Archiviato in: Politica interna — Roberto @ 5:17 pm

Sessantuno anni fa l’Italia veniva liberata definitivamente e tornava ad essere uno stato indipendente, dopo la sanguinosa occupazione tedesca, e unito dopo la guerra civile.
Il venticinque aprile di quest’anno deve servire a due cose.

Innanzi tutto a ricordarci che la libertà non va mai data per scontata ma bisogna lottare ogni giorno per non perderla con la stessa intensità con cui si è combattuto per ottenerla. Questo non può in alcun modo condurci a confondere chi ha lottato per conqiestarla e chi l’ha venduta ai tedeschi.

Non è possibile porre sullo stesso piano- nè a livello storiografico nè a livello politico - i partigiani, i soldati del nostro esercito del Regno del Sud e gli alleati che hanno combatutto per due anni per riunificare e ridare dignità all’Italia, paese martoriato, abbattuo ma mai arreso al nemico, e i cosidetti Repubblichini che commettevano nefandezze per e con i nazisti.

Qusta operazione, politica e storica, non può compiersi fintanto che i nsotri padri tramanderanno la loro memoria, i ricordi del periodo peggiore della storia italiana.
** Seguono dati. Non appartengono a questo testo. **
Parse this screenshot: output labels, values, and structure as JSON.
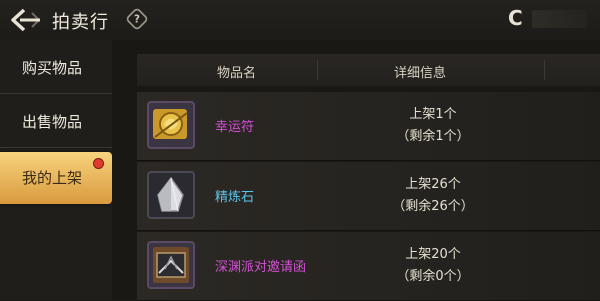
{
  "header": {
    "title": "拍卖行",
    "help_symbol": "?",
    "currency_symbol": "C"
  },
  "sidebar": {
    "items": [
      {
        "label": "购买物品",
        "active": false
      },
      {
        "label": "出售物品",
        "active": false
      },
      {
        "label": "我的上架",
        "active": true,
        "badge": true
      }
    ]
  },
  "table": {
    "columns": [
      "物品名",
      "详细信息"
    ],
    "rows": [
      {
        "name": "幸运符",
        "name_color": "#d44fd6",
        "listed": "上架1个",
        "remaining": "（剩余1个）",
        "icon": "lucky-charm-icon"
      },
      {
        "name": "精炼石",
        "name_color": "#5cc3ea",
        "listed": "上架26个",
        "remaining": "（剩余26个）",
        "icon": "refining-stone-icon"
      },
      {
        "name": "深渊派对邀请函",
        "name_color": "#d44fd6",
        "listed": "上架20个",
        "remaining": "（剩余0个）",
        "icon": "abyss-party-invitation-icon"
      }
    ]
  },
  "colors": {
    "accent": "#e9b55a",
    "badge": "#e23a2e",
    "rare_purple": "#d44fd6",
    "rare_blue": "#5cc3ea"
  }
}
In secondo luogo non possiamo ignorare che il 25 sia cominciato un nuovo capitolo per il nostro paese che si sarebbe completato con il referendum del 2 giugno e la Costituzione di tre anni dopo. Proprio quella costituzione che oggi rischia di essere stracciata e riscritta da un costituente in fazzoletto verde e polenta.
Sono daccordissimo con quanto ha scritto Prodi sul suo blog.

Nel giugno di quest’anno - almeno penso, visto che la data non è stata ancora ufficializzata - voteremo per respingere la pessima devolution della Cdl che una parte stessa della Cdl ha già pubblicamente rinnegato.
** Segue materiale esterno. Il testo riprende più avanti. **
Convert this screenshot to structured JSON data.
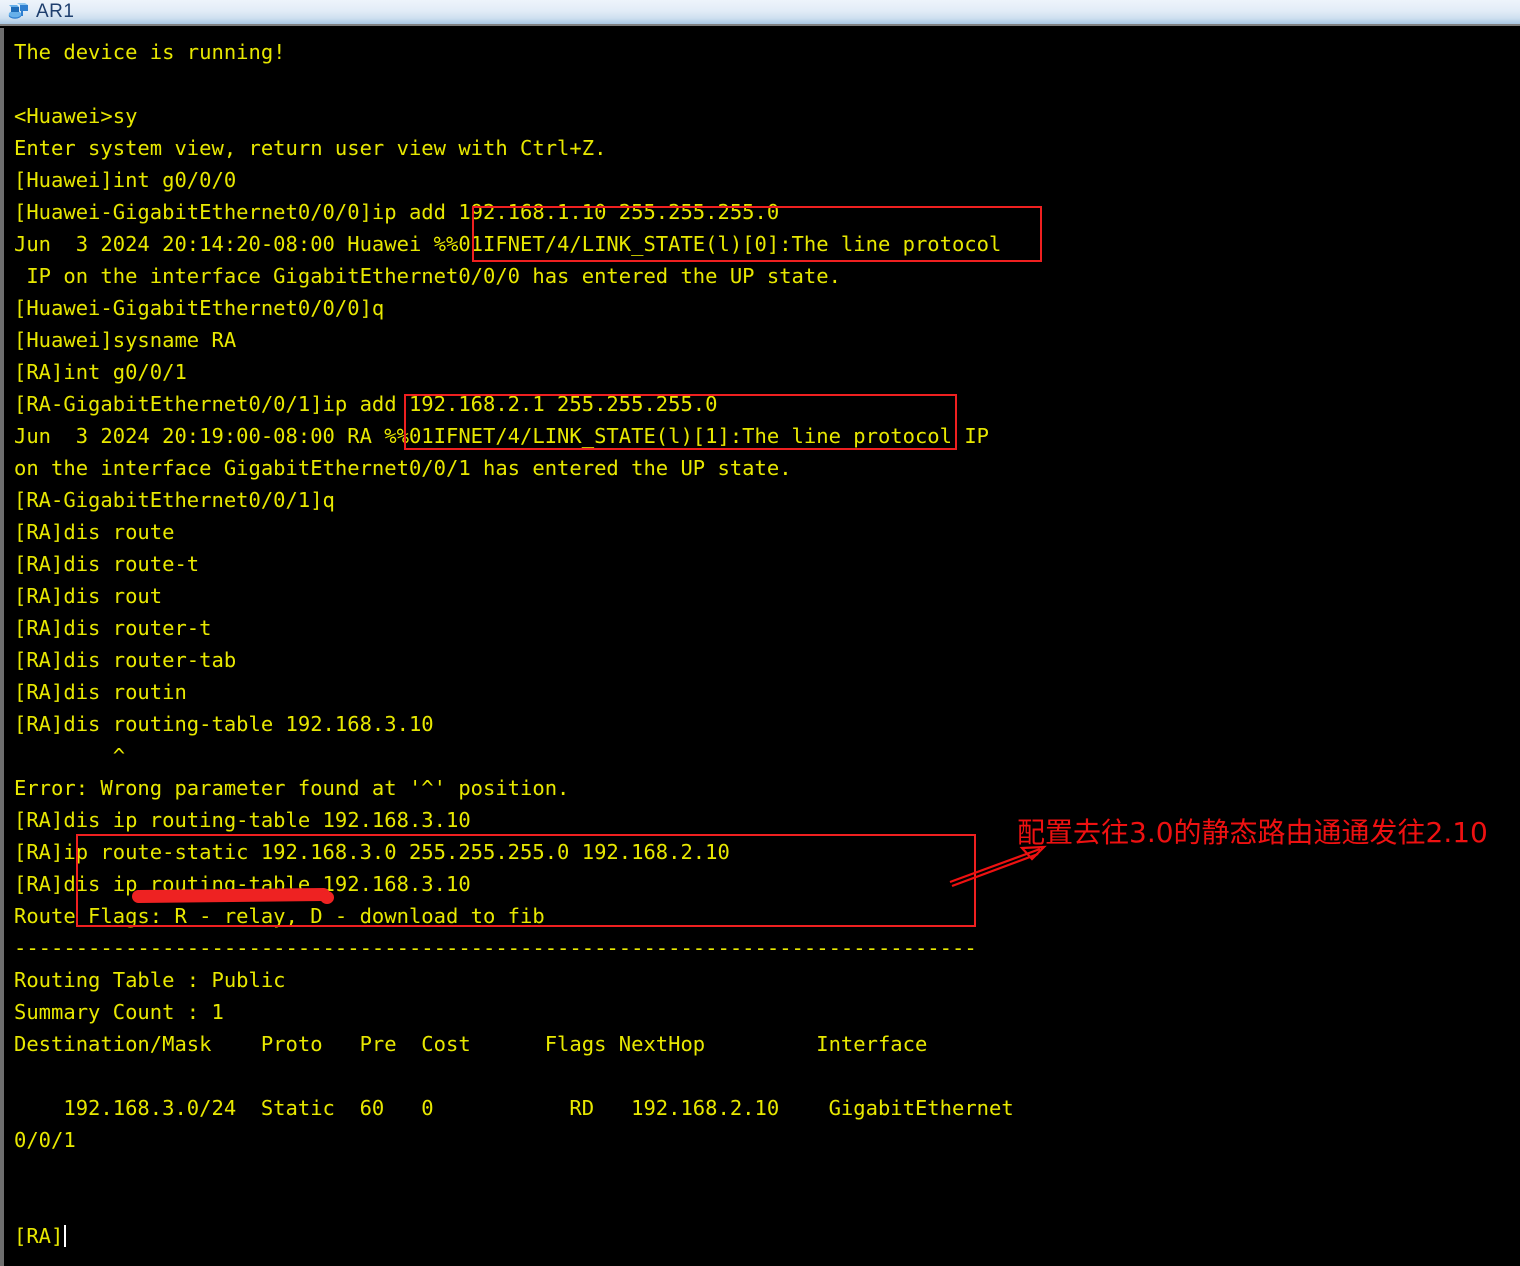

Qesta riforma ci riporterebbe ad un pericolo democratico, sconvolgendo l’equilibrio tra i poteri e dividendo gli italiani di serie A e da quelli di serie B. Il presidente del consiglio otterrebbe un potere sproporzionato ad ogni altro, mentre il presidente della repubblica sarebbe ridotto ad un notaio sovrapagato (come tutti i notai del resto). Il Senato diventerebbe una camera di serie B.
Alcune regioni si troverebbero oneri insopportabili.
Quando si cambia la carta fondamentale bisognerebbe sempre porre particolare attenzione al consenso popolare e agli equilibri di potere. Per questo la costituente ha predisposto maggioranze particolari e referendum confermativi.

Lo strumento uesta volta non può essere truccato: nessun Ruini della situazione potrà invitare i suoi elettori a non andare a votare. Questa volta gli elettori potrano scelgiere se lo vorranno, e il loro voto sarà vincolante.